Biografia
Carlos Lyra
Quando Tom Jobim afirma que Carlos Lyra é o grande “conhecedor dos caminhos”, o mestre não exagera. Excepcional melodista, Lyra nasceu historicamente junto com a bossa nova. As melodias inspiradas resistem ao tempo, mostrando que o verdadeiro caminho é a independência artística. Lyra e a bossa nova praticamente se confundem, mas o autor de Primavera sempre preservou a sua identidade musical. A primeira música de Lyra a ser gravada em LP – Criticando, registrada em 1956 pelo conjunto Os Cariocas – é uma espécie de precursora da clássica Influência do Jazz e já mostrava que o autor manteria sua autonomia em relação à velha bossa, embora a história o colocasse como um dos líderes naturais do movimento (se é que se pode falar em “movimento”).
A identidade de Lyra revelou-se nítida logo no primeiro disco, Carlos Lyra – Bossa Nova, lançado em 1959. Uma tal Maria Ninguém já impunha presença ao lado de clássicos como Quando chegares, Menina e Rapaz de bem (foi Lyra o lançador desta composição de Johny Alf). O universo musical de Lyra já não estava restrito aos deliciosos sal, sol e sul cariocas. Ainda que isso ficasse claro somente na segunda e divergente fase do – vá lá – movimento.
A dicotomia que germinava latente entre os bossa-novistas brota mais fortemente a partir de 1961. Neste ano, Lyra lança seu segundo disco com jóias como Minha Namorada, Você e eu e Coisa mais linda. Mas a cabeça (e o violão) já caminhava em outra direção. No mesmo ano, ele é um dos fundadores do Centro Popular de Cultura, o popular CPC, da UNE (União Nacional dos Estudantes). O laço cada vez mais apertado com o teatro e o cinema (que na época era Novo) politiza a obra de Lyra. E nada aconteceu assim tão de repente. Em 1960, ele já havia composto a trilha da peça A mais valia vai acabar, seu Edgar, de autoria do combativo Oduvaldo Vianna Filho. Sem falar na sua posterior atuação junto à diretoria do Teatro de Arena.
Estava pronto o terreno para que Lyra transformasse a bossa do amor, do sorriso e da flor numa música mais pé no chão, em sintonia com uma realidade que já começava a dar os sinais da inconstância política. Lyra entrou logo para a turma dos dissidentes, dos engajados, desafinando todos os coros formados pelos contentes com a estética cool (e já distante naquele momento) do canto e da poesia de João Gilberto e Cia. O terceiro disco de Lyra, lançado em 1963, já trazia Influência do Jazz e Aruanda. O samba deixava o apartamento de Zona Sul para subir o morro. Na contramão, Zé Keti, João do Vale, Nelson Cavaquinho e Cartola iam para o asfalto (e para o CPC) mostrar que nem tudo eram flores no Brasil de 1963 e 1964. Lyra já sabia disso. A consciente Canção do Subdesenvolvido – composta por ele em 1963, em parceria com Chico de Assis – já explicitava uma ideologia incômoda para setores mais conservadores.

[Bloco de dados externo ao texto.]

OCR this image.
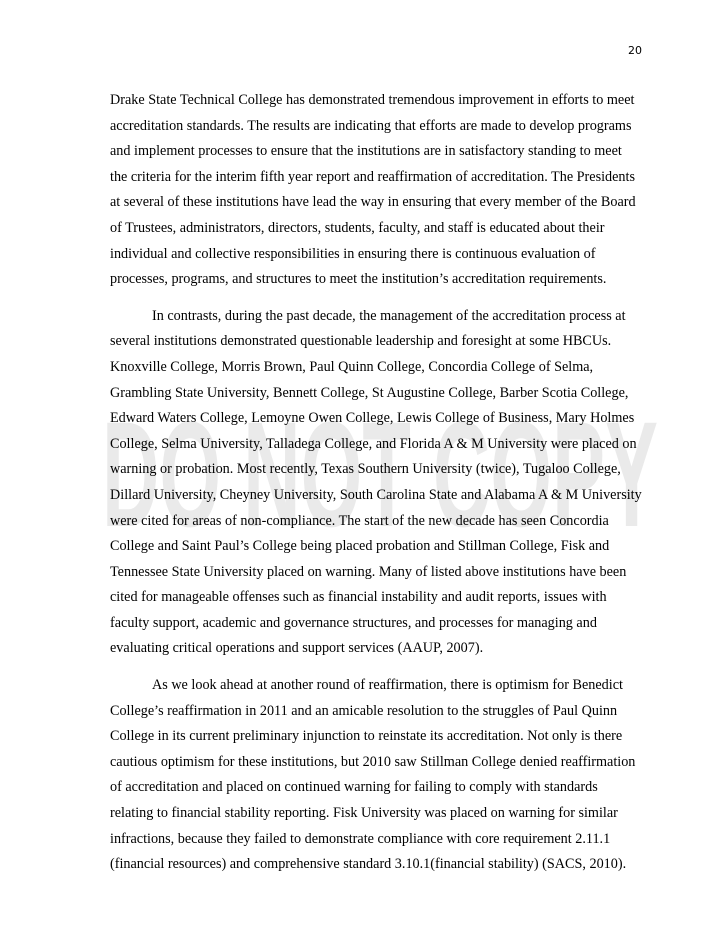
20
DO NOT COPY

Drake State Technical College has demonstrated tremendous improvement in efforts to meet accreditation standards. The results are indicating that efforts are made to develop programs and implement processes to ensure that the institutions are in satisfactory standing to meet the criteria for the interim fifth year report and reaffirmation of accreditation. The Presidents at several of these institutions have lead the way in ensuring that every member of the Board of Trustees, administrators, directors, students, faculty, and staff is educated about their individual and collective responsibilities in ensuring there is continuous evaluation of processes, programs, and structures to meet the institution’s accreditation requirements.

In contrasts, during the past decade, the management of the accreditation process at several institutions demonstrated questionable leadership and foresight at some HBCUs. Knoxville College, Morris Brown, Paul Quinn College, Concordia College of Selma, Grambling State University, Bennett College, St Augustine College, Barber Scotia College, Edward Waters College, Lemoyne Owen College, Lewis College of Business, Mary Holmes College, Selma University, Talladega College, and Florida A & M University were placed on warning or probation. Most recently, Texas Southern University (twice), Tugaloo College, Dillard University, Cheyney University, South Carolina State and Alabama A & M University were cited for areas of non-compliance. The start of the new decade has seen Concordia College and Saint Paul’s College being placed probation and Stillman College, Fisk and Tennessee State University placed on warning. Many of listed above institutions have been cited for manageable offenses such as financial instability and audit reports, issues with faculty support, academic and governance structures, and processes for managing and evaluating critical operations and support services (AAUP, 2007).

As we look ahead at another round of reaffirmation, there is optimism for Benedict College’s reaffirmation in 2011 and an amicable resolution to the struggles of Paul Quinn College in its current preliminary injunction to reinstate its accreditation. Not only is there cautious optimism for these institutions, but 2010 saw Stillman College denied reaffirmation of accreditation and placed on continued warning for failing to comply with standards relating to financial stability reporting. Fisk University was placed on warning for similar infractions, because they failed to demonstrate compliance with core requirement 2.11.1 (financial resources) and comprehensive standard 3.10.1(financial stability) (SACS, 2010).
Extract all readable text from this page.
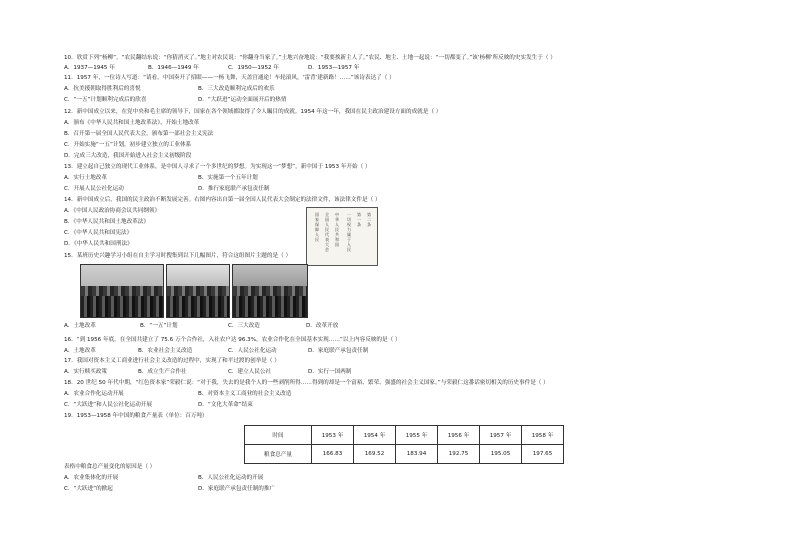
10．欣赏下列“杨柳”，“农民翻结东说：“你猜消灭了。”地主对农民说：“你翻身当家了。”土地兴奋地说：“我要挨新主人了。”农民、地主、土地一起说：“一切都变了。”该‘杨柳’所反映的史实发生于（ ）
A．1937—1945 年	B．1946—1949 年	C．1950—1952 年	D．1953—1957 年
11．1957 年，一位诗人写道：“请看，中国奏开了招眼——一杨飞舞，天盖宫通途！车轮滚风，‘雷背’建新路！……”该诗表达了（ ）
A．抗美援朝取得胜利后的喜悦	B．三大改造顺利完成后的欢乐
C．“一五”计划顺利完成后的欣喜	D．“大跃进”运动全面展开后的热情
12．新中国成立以来，在党中央和毛主席的领导下，国家在各个领域都取得了令人瞩目的成就。1954 年这一年，我国在民主政治建设方面的成就是（ ）
A．颁布《中华人民共和国土地改革法》，开始土地改革
B．召开第一届全国人民代表大会，颁布第一部社会主义宪法
C．开始实施“一五”计划，初步建立独立的工业体系
D．完成三大改造，我国开始进入社会主义初级阶段
13．建立起自己独立的现代工业体系，是中国人寻求了一个多世纪的梦想。为实现这一“梦想”，新中国于 1953 年开始（ ）
A．实行土地改革	B．实施第一个五年计划
C．开展人民公社化运动	D．推行家庭联产承包责任制
14．新中国成立后，我国的民主政治不断发展完善。右图内容出自第一届全国人民代表大会制定的法律文件，该法律文件是（ ）
A．《中国人民政治协商会议共同纲领》
B．《中华人民共和国土地改革法》
C．《中华人民共和国宪法》
D．《中华人民共和国刑法》
国家保障人民
全国人民代表大会
中华人民共和国
一切权力属于人民
第一条
第二条
15．某班历史兴趣学习小组在自主学习时搜集到以下几幅图片，符合这组图片主题的是（ ）
A．土地改革	B．“一五”计划	C．三大改造	D．改革开放
16．“到 1956 年底，在全国共建立了 75.6 万个合作社，入社农户达 96.3%，农业合作化在全国基本实现……”以上内容反映的是（ ）
A．土地改革	B．农业社会主义改造	C．人民公社化运动	D．家庭联产承包责任制
17．我国对资本主义工商业进行社会主义改造的过程中，实现了和平过渡的创举是（ ）
A．实行赎买政策	B．成立生产合作社	C．建立人民公社	D．实行一国两制
18．20 世纪 50 年代中期，“红色资本家”荣毅仁说：“对于我，失去的是我个人的一些剥削所得……得到的却是一个富裕、繁荣、强盛的社会主义国家。”与荣毅仁这番话密切相关的历史事件是（ ）
A．农业合作化运动开展	B．对资本主义工商业的社会主义改造
C．“大跃进”和人民公社化运动开展	D．“文化大革命”结束
19．1953—1958 年中国的粮食产量表（单位：百万吨）
时间	1953 年	1954 年	1955 年	1956 年	1957 年	1958 年
粮食总产量	166.83	169.52	183.94	192.75	195.05	197.65
表格中粮食总产量变化的原因是（ ）
A．农业集体化的开展	B．人民公社化运动的开展
C．“大跃进”的掀起	D．家庭联产承包责任制的推广
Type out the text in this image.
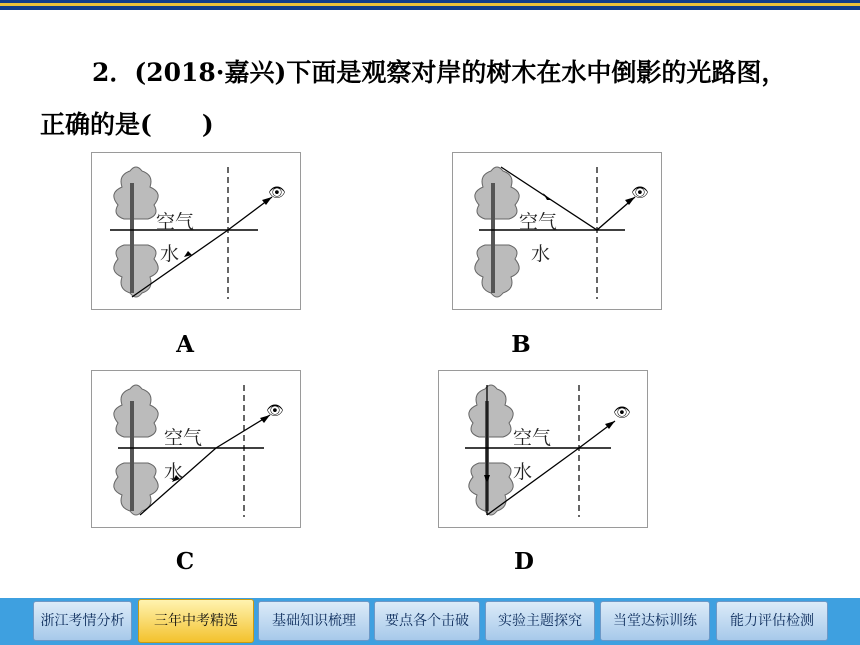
2．(2018·嘉兴)下面是观察对岸的树木在水中倒影的光路图，
正确的是(　　)
👁
空气
水
A
👁
空气
水
B
👁
空气
水
C
👁
空气
水
D
浙江考情分析	三年中考精选	基础知识梳理	要点各个击破	实验主题探究	当堂达标训练	能力评估检测
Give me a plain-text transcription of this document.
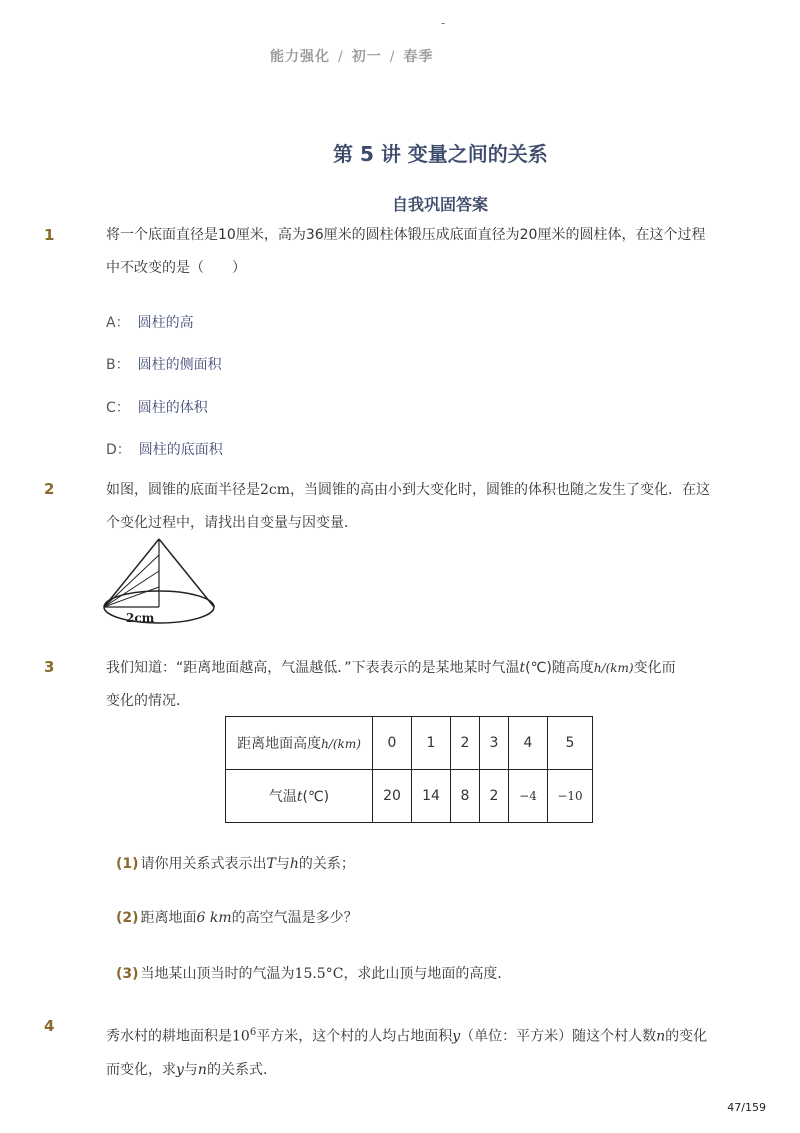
-
能力强化 / 初一 / 春季
第 5 讲 变量之间的关系
自我巩固答案
1	将一个底面直径是10厘米，高为36厘米的圆柱体锻压成底面直径为20厘米的圆柱体，在这个过程
中不改变的是（　　）
A： 圆柱的高
B： 圆柱的侧面积
C： 圆柱的体积
D： 圆柱的底面积
2	如图，圆锥的底面半径是2cm，当圆锥的高由小到大变化时，圆锥的体积也随之发生了变化．在这
个变化过程中，请找出自变量与因变量．
2cm
3	我们知道：“距离地面越高，气温越低．”下表表示的是某地某时气温t(℃)随高度h/(km)变化而
变化的情况．
距离地面高度h/(km)	0	1	2	3	4	5
气温t(℃)	20	14	8	2	−4	−10
(1) 请你用关系式表示出T与h的关系；
(2) 距离地面6 km的高空气温是多少？
(3) 当地某山顶当时的气温为15.5°C，求此山顶与地面的高度．
4
秀水村的耕地面积是$10^6$平方米，这个村的人均占地面积y（单位：平方米）随这个村人数n的变化
而变化，求y与n的关系式．
47/159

O tempo fechou com o golpe militar de 1964 e a saída, para Lyra, foi o auto-exílio. De 1964 a 1971, Lyra esteve fora do Brasil. No exterior, ele percebeu que os dois universos bossa-novistas não eram tão incompatíveis assim.
Tocou com Stan Getz nos Estados Unidos e gravou dois discos no México. E, no entanto era preciso cantar e tocar também no Brasil. De volta a seu país, Lyra regravou seus próprios clássicos. A massa alienada não se esquecia das lindas melodias bossa-novistas, mas a consciência do compositor gritava mais alto. Depois de três discos lançados sem o mesmo impacto de seus antecessores, o autor de Feio não é bonito radicaliza com o incisivo Herói do medo (Continental, 1974) – disco de letras propositalmente dúbias, que tentavam lembrar que, enquanto a multidão driblava a consciência com os gols da seleção e os lances das novelas de televisão, gente era torturada e morta na luta pela democracia. Mas a pressão era grande.
Resultado: um disco censurado e um segundo auto-exílio. Em 1974, Lyra foi para Los Angeles, retornando dois anos depois para cantar em incessantes “shows”, as melodias que todos ainda queriam ouvir. O “revival” parece interminável. Não chegava de saudade. Lançado em 1984, o “show” 25 Anos de Bossa Nova dura cinco anos e resulta no homônimo disco ao vivo, nas lojas em 1987. Preso a uma época áurea, Lyra segue repetidas vezes os caminhos elogiados por Tom Jobim. E esses caminhos são, e sempre serão, trilhas das mais inspiradas da música brasileira.